If you ask me, a lot of Americans would be a lot happier if someone would just listen to their stories from time to time.

Most of the people I was studying in this project have tough lives. Most are barely getting by. They’ve made bad decisions. Their relationships are messy and complicated. They’ve been on the short end of the stick enough times in their lives to be suspicious of outsiders, including people like me.

But if I do my job well, as I say, they’ll lose their inhibitions and talk to me about whatever it is I need to talk about with them. And that’s what happened with the folks I met in the little town in Oklahoma.

In fact, things went so well that at the end of the study, one of the guys who took part in the study, a ruddy fellow named Ricky who makes his living shoveling asphalt, invited me to go “grabbin'” with him.

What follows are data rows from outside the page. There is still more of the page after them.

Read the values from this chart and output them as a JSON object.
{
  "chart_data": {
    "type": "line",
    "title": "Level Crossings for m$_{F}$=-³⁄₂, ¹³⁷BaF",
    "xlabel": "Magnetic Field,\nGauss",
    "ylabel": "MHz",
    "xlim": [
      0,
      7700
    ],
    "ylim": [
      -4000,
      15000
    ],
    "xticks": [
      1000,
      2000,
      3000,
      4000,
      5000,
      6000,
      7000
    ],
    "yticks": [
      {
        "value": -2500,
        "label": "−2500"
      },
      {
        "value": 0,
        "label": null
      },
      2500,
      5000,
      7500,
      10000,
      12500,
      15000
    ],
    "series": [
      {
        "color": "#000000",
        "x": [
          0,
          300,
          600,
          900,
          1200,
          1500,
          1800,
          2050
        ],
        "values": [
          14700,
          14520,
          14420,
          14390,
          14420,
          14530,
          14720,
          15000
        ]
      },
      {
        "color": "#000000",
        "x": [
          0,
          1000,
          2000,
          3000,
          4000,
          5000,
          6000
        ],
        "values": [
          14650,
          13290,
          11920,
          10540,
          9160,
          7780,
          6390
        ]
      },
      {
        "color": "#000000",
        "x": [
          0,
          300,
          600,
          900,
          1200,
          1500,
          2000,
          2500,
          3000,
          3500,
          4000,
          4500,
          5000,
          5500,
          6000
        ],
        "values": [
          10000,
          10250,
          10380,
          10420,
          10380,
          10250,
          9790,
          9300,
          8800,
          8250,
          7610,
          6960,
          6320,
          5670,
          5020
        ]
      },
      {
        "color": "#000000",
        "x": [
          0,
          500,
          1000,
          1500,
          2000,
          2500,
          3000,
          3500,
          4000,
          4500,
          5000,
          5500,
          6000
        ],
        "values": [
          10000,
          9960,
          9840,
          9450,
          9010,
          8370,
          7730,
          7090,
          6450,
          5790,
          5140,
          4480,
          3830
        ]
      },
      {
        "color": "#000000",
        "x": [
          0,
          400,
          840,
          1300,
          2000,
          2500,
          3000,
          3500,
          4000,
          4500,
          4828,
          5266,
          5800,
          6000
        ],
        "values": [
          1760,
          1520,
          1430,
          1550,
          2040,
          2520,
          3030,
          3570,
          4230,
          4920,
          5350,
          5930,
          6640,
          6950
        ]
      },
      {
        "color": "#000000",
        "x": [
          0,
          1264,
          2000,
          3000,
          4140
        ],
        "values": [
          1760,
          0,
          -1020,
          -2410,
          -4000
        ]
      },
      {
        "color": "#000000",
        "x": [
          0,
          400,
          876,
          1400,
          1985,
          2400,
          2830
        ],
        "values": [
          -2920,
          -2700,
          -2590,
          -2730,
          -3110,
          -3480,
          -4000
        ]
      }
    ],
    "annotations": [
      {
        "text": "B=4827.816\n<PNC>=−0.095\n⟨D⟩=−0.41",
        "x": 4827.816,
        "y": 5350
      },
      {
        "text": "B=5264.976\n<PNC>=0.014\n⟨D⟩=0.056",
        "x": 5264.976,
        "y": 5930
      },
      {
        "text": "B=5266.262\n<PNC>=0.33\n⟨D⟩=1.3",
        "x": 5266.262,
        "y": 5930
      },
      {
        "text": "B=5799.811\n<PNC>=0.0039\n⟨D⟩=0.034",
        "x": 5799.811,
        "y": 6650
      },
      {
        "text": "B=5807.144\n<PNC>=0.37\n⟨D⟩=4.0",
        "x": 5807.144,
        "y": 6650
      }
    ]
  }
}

I initially thought this might have something to do with picking up trashy girls, or worse; let’s just say some of the people I met in the course of this study could have been extras in “Deliverance.”

But instead Ricky was inviting me to go out on the swollen Arkansas River with him and some of his buddies later that night and stick my hands and arms down under the trunks of sunken trees and see I couldn’t grab a catfish or two.

“You mean ‘noodling’?” I asked, for that’s what I’ve always heard this practice called. (If you’re not familiar with noodling, watch this or this.)

“You must be a city boy,” Ricky answered, his disappointment obvious. “I don’t know what noodling is. Out here we call it grabbin’.”

I’m sure spending the night grabbin’ along the shores of the Arkansas River with Ricky and his pals would have made for a good story. But I had an early flight the next morning. So I thanked Ricky for his kind offer and got the heck out of town.


  1. Grabbin'. That's a riot. I'll have to ask Joe if he's familiar with that term. I'm sure he'll have some unprintable comeback, but now I'm curious.

  2. I am kind of fascinated by the range of names and prices that exist for the marketing of cigarettes.

    What is basically chopped up, and processed tobacco is presented to us in so many colorful ways. There's obviously a whole lot of psychology involved here. That is for sure.

  3. I've always heard it called noodling, too. I've seen it done but think I'll stick to using a rod an reel.

  4. There is a show on the Animal Planet called "Hillbilly Hand Fishin'" where they do this. The main character owns a camp, and city folk can stay there, and he will teach them "the way". He is hairier than Sasquatch and really enjoys close contact in the water with the people he is teacing. I find it creepy, but good TV.

  5. I live in sallisaw,ricky sounds like an idiot.
    We call it noodlin' here as well.